RICHMOND, Va. – Monster Energy Cup Series driver Denny Hamlin said Friday morning at Richmond Raceway that the encumbered finish handed down to his No. 11 Joe Gibbs Racing team was unfortunate following this past Sunday’s Bojangles’ Southern 500, especially because he knows he had nothing to do with it.
Joe Gibbs Racing was slapped with an L-1 penalty which includes the two-race suspension of crew chief Mike Wheeler, plus a hefty $50,000 monetary fine. Hamlin will work with interim crew chief Chris Gabehart for Saturday night’s Federated Auto Parts 400 as well as the playoff opener next weekend at Chicagoland Speedway.
“Well, it sucks,” said Hamlin of the penalty. “I know personally, it had nothing to do with winning the races. I’d won five other races at that track well before that. I’d love to line ’em up again. That track is special to me. It was a special weekend all in all. It took something that was super positive and turned it into a negative pretty quick.”
Hamlin, a native of Chesterfield, Virginia who is the defending champion of the final race of the regular season confidently stated Friday that he’s won at Darlington before without inspection violations and feels confidently about the opportunity to do so in the future.
“I’d love to line them up all again, that track is special to me,” Hamlin said reflecting on his 31st Cup career win. “It was a special weekend, all in all. It just took something that was super positive and turned into a negative pretty quick.”
When chatter started to flow down the pipeline that there may have been an issue with the car, Hamlin said that Wheeler went and looked at the infraction himself. Upon review, he agreed it was penalty-worthy and Hamlin stood by his crew chief.
“We can talk about taking wins away in the future, I think it’s definitely a possibility,” Hamlin said. “As long as it’s the same for everyone, I think is key. Make sure when someone else in there with the same violation it gets the same penalty and treatment, even if it’s in the playoffs.
“That’s what makes me nervous – in the playoffs is NASCAR going to do the same things when so much is on the line? Obviously, it’s negative publicity for everyone involved, so I just hopes it’s the same. And I’m fine with taking wins away.”
Giving a deeper insight on last weekend’s Cup race at Darlington, Hamlin said his No. 11 FedEx Toyota was legal when it hit the race track and a grinding 367 laps around Darlington, one of the rougher and toughest tracks on the circuit – took its toll on the car.

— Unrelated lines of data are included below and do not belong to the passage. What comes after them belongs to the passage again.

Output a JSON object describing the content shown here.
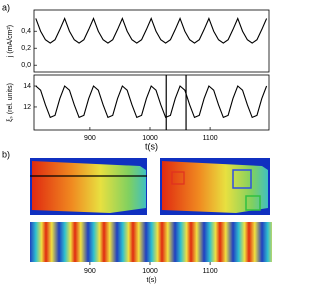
{
  "panel_labels": [
    "a)",
    "b)"
  ],
  "chart_data": [
    {
      "type": "line",
      "y_label": "j (mA/cm²)",
      "x": [
        810,
        818,
        826,
        834,
        842,
        850,
        858,
        866,
        874,
        882,
        890,
        898,
        906,
        914,
        922,
        930,
        938,
        946,
        954,
        962,
        970,
        978,
        986,
        994,
        1002,
        1010,
        1018,
        1026,
        1034,
        1042,
        1050,
        1058,
        1066,
        1074,
        1082,
        1090,
        1098,
        1106,
        1114,
        1122,
        1130,
        1138,
        1146,
        1154,
        1162,
        1170,
        1178,
        1186,
        1194
      ],
      "values": [
        0.55,
        0.4,
        0.3,
        0.26,
        0.3,
        0.42,
        0.55,
        0.4,
        0.3,
        0.26,
        0.3,
        0.42,
        0.55,
        0.4,
        0.3,
        0.26,
        0.3,
        0.42,
        0.55,
        0.4,
        0.3,
        0.26,
        0.3,
        0.42,
        0.55,
        0.4,
        0.3,
        0.26,
        0.3,
        0.42,
        0.55,
        0.4,
        0.3,
        0.26,
        0.3,
        0.42,
        0.55,
        0.4,
        0.3,
        0.26,
        0.3,
        0.42,
        0.55,
        0.4,
        0.3,
        0.26,
        0.3,
        0.42,
        0.55
      ],
      "color": "#000000",
      "xlim": [
        807,
        1198
      ],
      "ylim": [
        -0.08,
        0.65
      ],
      "yticks": [
        {
          "value": 0,
          "label": "0,0"
        },
        {
          "value": 0.2,
          "label": "0,2"
        },
        {
          "value": 0.4,
          "label": "0,4"
        }
      ]
    },
    {
      "type": "line",
      "y_label": "ξₛ (rel. units)",
      "x_label": "t(s)",
      "x": [
        810,
        818,
        826,
        834,
        842,
        850,
        858,
        866,
        874,
        882,
        890,
        898,
        906,
        914,
        922,
        930,
        938,
        946,
        954,
        962,
        970,
        978,
        986,
        994,
        1002,
        1010,
        1018,
        1026,
        1034,
        1042,
        1050,
        1058,
        1066,
        1074,
        1082,
        1090,
        1098,
        1106,
        1114,
        1122,
        1130,
        1138,
        1146,
        1154,
        1162,
        1170,
        1178,
        1186,
        1194
      ],
      "values": [
        14.0,
        13.6,
        12.2,
        11.0,
        11.2,
        12.8,
        14.0,
        13.6,
        12.2,
        11.0,
        11.2,
        12.8,
        14.0,
        13.6,
        12.2,
        11.0,
        11.2,
        12.8,
        14.0,
        13.6,
        12.2,
        11.0,
        11.2,
        12.8,
        14.0,
        13.6,
        12.2,
        11.0,
        11.2,
        12.8,
        14.0,
        13.6,
        12.2,
        11.0,
        11.2,
        12.8,
        14.0,
        13.6,
        12.2,
        11.0,
        11.2,
        12.8,
        14.0,
        13.6,
        12.2,
        11.0,
        11.2,
        12.8,
        14.0
      ],
      "color": "#000000",
      "xlim": [
        807,
        1198
      ],
      "ylim": [
        9.8,
        15.05
      ],
      "xticks": [
        900,
        1000,
        1100
      ],
      "yticks": [
        12,
        14
      ],
      "vlines": [
        1027,
        1060
      ]
    }
  ],
  "strip": {
    "x_label": "t(s)",
    "xlim": [
      807,
      1198
    ],
    "xticks": [
      900,
      1000,
      1100
    ]
  }
}
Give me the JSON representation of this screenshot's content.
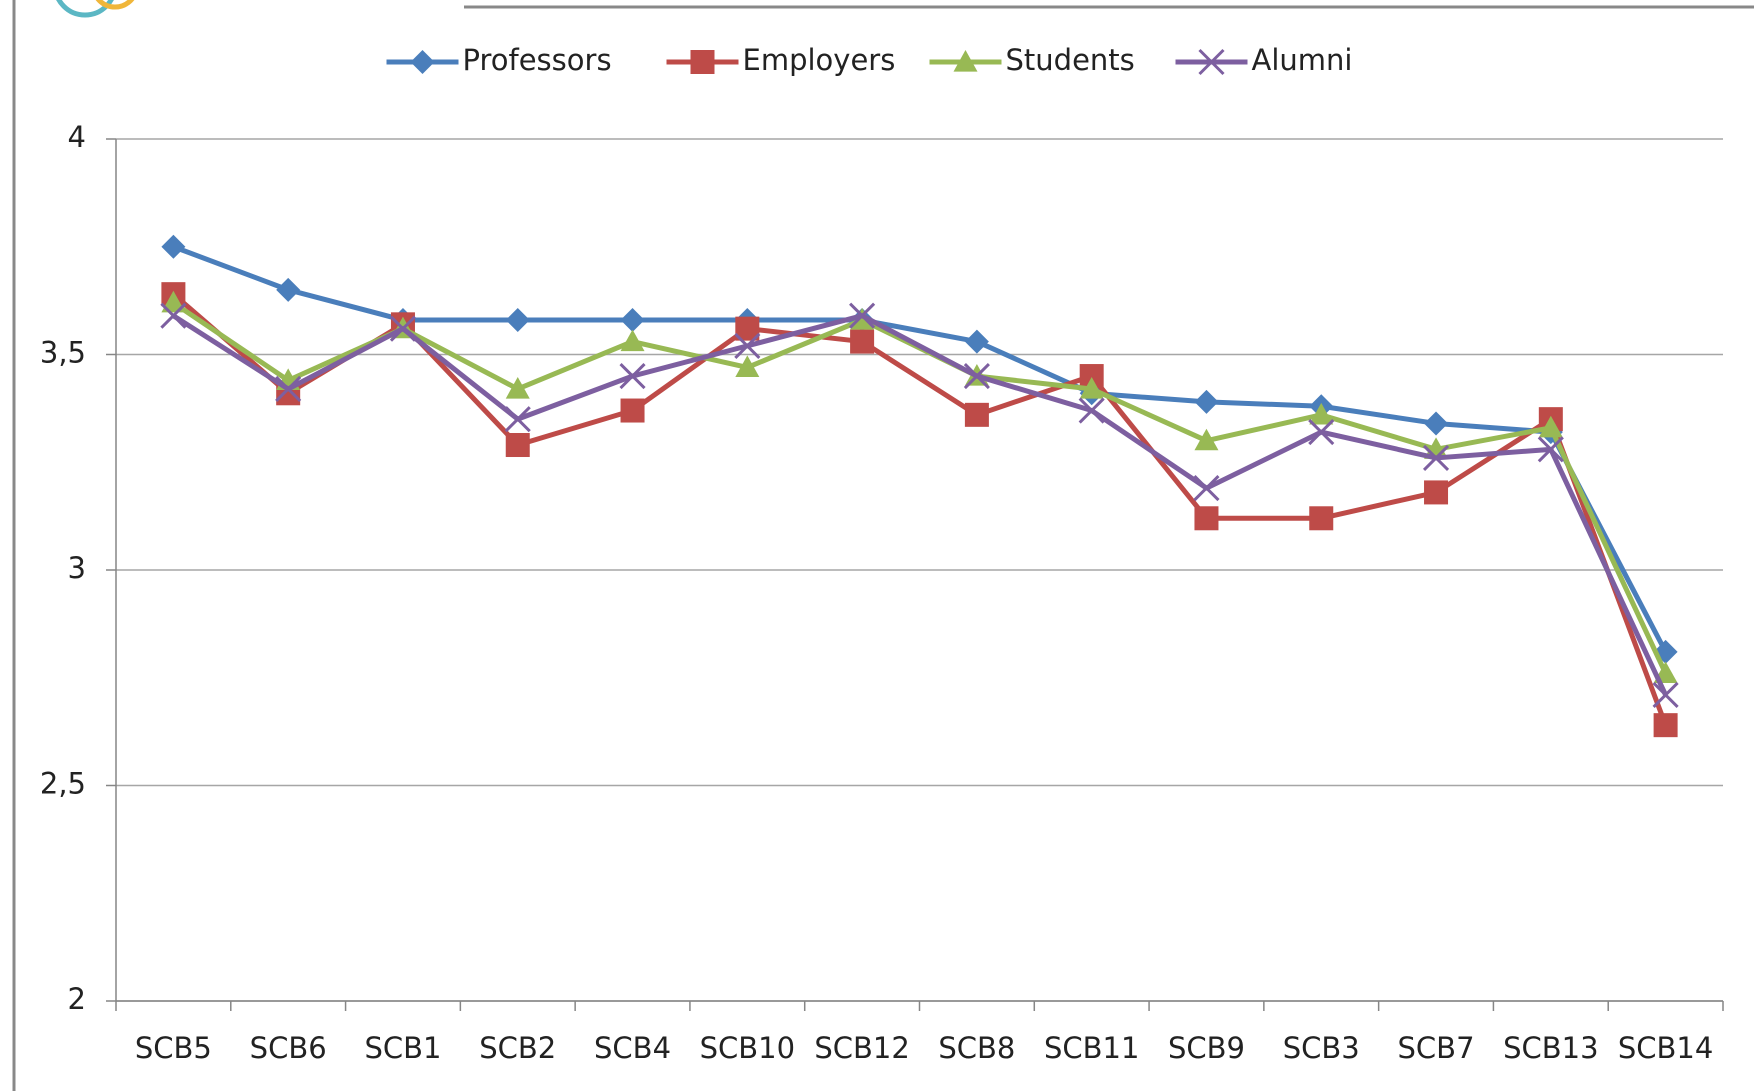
{
  "chart_data": {
    "type": "line",
    "categories": [
      "SCB5",
      "SCB6",
      "SCB1",
      "SCB2",
      "SCB4",
      "SCB10",
      "SCB12",
      "SCB8",
      "SCB11",
      "SCB9",
      "SCB3",
      "SCB7",
      "SCB13",
      "SCB14"
    ],
    "series": [
      {
        "name": "Professors",
        "color": "#4a7ebb",
        "marker": "diamond",
        "values": [
          3.75,
          3.65,
          3.58,
          3.58,
          3.58,
          3.58,
          3.58,
          3.53,
          3.41,
          3.39,
          3.38,
          3.34,
          3.32,
          2.81
        ]
      },
      {
        "name": "Employers",
        "color": "#be4b48",
        "marker": "square",
        "values": [
          3.64,
          3.41,
          3.57,
          3.29,
          3.37,
          3.56,
          3.53,
          3.36,
          3.45,
          3.12,
          3.12,
          3.18,
          3.35,
          2.64
        ]
      },
      {
        "name": "Students",
        "color": "#98b954",
        "marker": "triangle",
        "values": [
          3.62,
          3.44,
          3.56,
          3.42,
          3.53,
          3.47,
          3.58,
          3.45,
          3.42,
          3.3,
          3.36,
          3.28,
          3.33,
          2.76
        ]
      },
      {
        "name": "Alumni",
        "color": "#7d5fa0",
        "marker": "x",
        "values": [
          3.59,
          3.42,
          3.56,
          3.35,
          3.45,
          3.52,
          3.59,
          3.45,
          3.37,
          3.19,
          3.32,
          3.26,
          3.28,
          2.71
        ]
      }
    ],
    "ylim": [
      2,
      4
    ],
    "yticks": [
      2,
      {
        "value": 2.5,
        "label": "2,5"
      },
      3,
      {
        "value": 3.5,
        "label": "3,5"
      },
      4
    ],
    "grid": true,
    "legend": "top"
  }
}
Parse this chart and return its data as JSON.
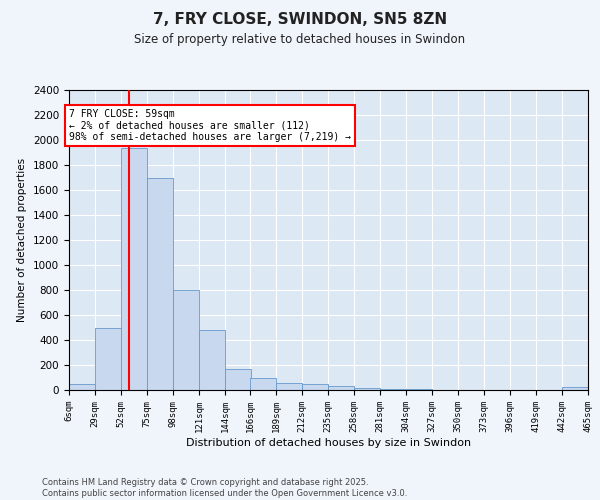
{
  "title": "7, FRY CLOSE, SWINDON, SN5 8ZN",
  "subtitle": "Size of property relative to detached houses in Swindon",
  "xlabel": "Distribution of detached houses by size in Swindon",
  "ylabel": "Number of detached properties",
  "bar_color": "#c8d8ee",
  "bar_edge_color": "#6699cc",
  "background_color": "#dde8f5",
  "fig_background": "#f0f4fb",
  "grid_color": "#ffffff",
  "annotation_text": "7 FRY CLOSE: 59sqm\n← 2% of detached houses are smaller (112)\n98% of semi-detached houses are larger (7,219) →",
  "red_line_x": 59,
  "footer": "Contains HM Land Registry data © Crown copyright and database right 2025.\nContains public sector information licensed under the Open Government Licence v3.0.",
  "bin_edges": [
    6,
    29,
    52,
    75,
    98,
    121,
    144,
    166,
    189,
    212,
    235,
    258,
    281,
    304,
    327,
    350,
    373,
    396,
    419,
    442,
    465
  ],
  "bin_labels": [
    "6sqm",
    "29sqm",
    "52sqm",
    "75sqm",
    "98sqm",
    "121sqm",
    "144sqm",
    "166sqm",
    "189sqm",
    "212sqm",
    "235sqm",
    "258sqm",
    "281sqm",
    "304sqm",
    "327sqm",
    "350sqm",
    "373sqm",
    "396sqm",
    "419sqm",
    "442sqm",
    "465sqm"
  ],
  "bar_heights": [
    50,
    500,
    1940,
    1700,
    800,
    480,
    170,
    100,
    55,
    45,
    35,
    20,
    10,
    5,
    4,
    3,
    0,
    0,
    0,
    22
  ],
  "ylim": [
    0,
    2400
  ],
  "yticks": [
    0,
    200,
    400,
    600,
    800,
    1000,
    1200,
    1400,
    1600,
    1800,
    2000,
    2200,
    2400
  ]
}
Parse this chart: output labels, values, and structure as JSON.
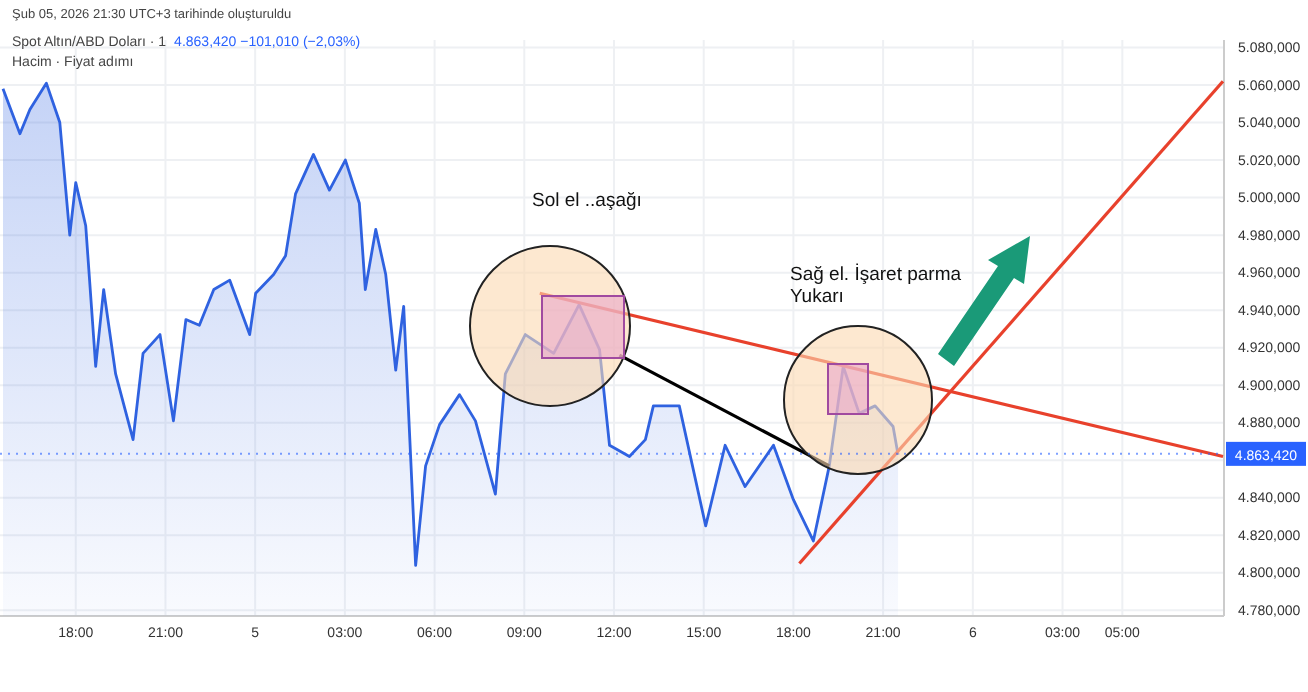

Hamlin also hit the wall ate in the race. Nonetheless, whatever the determining factor, Hamlin said the team takes responsibility for what transpired during post-race inspection.
“We got to do a better job going back now that we know what we built in (tolerance-wise) was not enough,” sounded Hamlin. “We’ll fix it and go forward. If the shoe was on the other foot and it was one of my competitors, I would expect the same kind of penalty. We’ll move on and try to win this week.
“To be fair, it wasn’t right at that moment [at the R&D Center]. We didn’t start the race with an illegal car. It worked its way that way. And when I say it worked its way, it was so close. But so close doesn’t matter; it was still over the line. I hate the position I’m put in. I hate the position (Wheeler) is put in, we just didn’t allow for running into the wall with five laps to go. We didn’t allow for the dirt and the grime to get in there and loosen those things up as bad as it did. It’s unfortunate.”
The good thing for Hamlin, he is still locked into the playoffs because of a July 16 victory at New Hampshire Motor Speedway. Hamlin, however, lost five crucial playoff points from the Darlington victory – taking his playoff points total from 12 to seven.
When it comes to the 10-race playoff stretch, those five points could come back to haunt Hamlin and his team come Homestead-Miami (Fla.) Speedway in November.
Oh, to those who offered that Hamlin and his team were “cheating” last weekend, the often-outspoken driver offered his own two-cents on that subject too.
“How many wins does Richard Petty have? Two hundred? One of them was with a big block [engine], so does he really have 199?” Hamlin asked. “Listen, my advice to those who say this or that is all the old-school fans who have been watching NASCAR forever, your driver cheated at some point in their career and they got away with it. The difference is it was inches, not thousandths, because they didn’t measure that stuff back then.
“It’s just a tighter box that we live in today and the engineers and the crew chiefs are so smart they fight for that little bit because they know it can make the difference in the smallest of deficits on the racetrack.”